FB-CLIP: Fine-Grained Zero-Shot Anomaly Detection with Foreground-Background Disentanglement
Abstract
Occlusion occurs when one object partially or fully blocks another in a scene, making it difficult for an occlusion machine vision system to detect or track objects accurately. In zero-shot anomaly detection (ZSAD), the system needs to detect unseen defects without relying on labeled anomalous samples, which is critical for applications such as industrial inspection and medical imaging. However, normal features in images often occlude anomalous features, leading to coarse localization and limited discriminability.
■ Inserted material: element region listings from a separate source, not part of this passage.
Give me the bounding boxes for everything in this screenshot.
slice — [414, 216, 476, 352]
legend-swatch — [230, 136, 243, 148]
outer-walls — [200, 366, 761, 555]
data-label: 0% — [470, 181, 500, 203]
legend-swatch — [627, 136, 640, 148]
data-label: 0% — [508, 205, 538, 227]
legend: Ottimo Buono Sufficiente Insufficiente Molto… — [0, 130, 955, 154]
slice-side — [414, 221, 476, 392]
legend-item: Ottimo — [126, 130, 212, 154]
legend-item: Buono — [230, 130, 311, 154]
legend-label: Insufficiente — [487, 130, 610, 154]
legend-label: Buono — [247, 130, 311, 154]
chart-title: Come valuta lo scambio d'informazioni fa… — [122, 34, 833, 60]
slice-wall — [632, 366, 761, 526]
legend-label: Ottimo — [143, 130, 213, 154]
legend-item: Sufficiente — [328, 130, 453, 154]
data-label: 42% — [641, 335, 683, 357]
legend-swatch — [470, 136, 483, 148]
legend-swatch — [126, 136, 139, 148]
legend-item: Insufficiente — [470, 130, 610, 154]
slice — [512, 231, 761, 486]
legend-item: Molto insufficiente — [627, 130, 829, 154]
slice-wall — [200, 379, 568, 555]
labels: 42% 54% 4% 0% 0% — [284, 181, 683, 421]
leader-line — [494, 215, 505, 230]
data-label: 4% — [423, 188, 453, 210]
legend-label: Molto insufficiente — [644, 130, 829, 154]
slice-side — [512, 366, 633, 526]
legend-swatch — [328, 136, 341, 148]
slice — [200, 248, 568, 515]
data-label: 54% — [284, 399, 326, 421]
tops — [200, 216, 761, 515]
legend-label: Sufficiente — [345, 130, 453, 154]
To address this challenge, we propose FB-CLIP, which enhances foreground features while suppressing irrelevant background interference to improve anomaly detection performance. Unlike existing CLIP-based methods that typically rely on a single textual feature, FB-CLIP introduces Multi-Strategy Text Feature Fusion (MSTFF), combining End-of-Text, global pooling, and attention-weighted features to generate rich, task-aware text embeddings. Furthermore, FB-CLIP employs Multi-View Foreground-Background Enhancement (MVFBE), Background Suppression (BS), and Semantic Consistency Regularization (SCR) to achieve foreground reinforcement, background interference mitigation, and reliable visual-text alignment, respectively. Experiments on multiple public industrial and medical datasets show that FB-CLIP effectively captures fine-grained anomalies and outperforms existing zero-shot methods. Code will be released.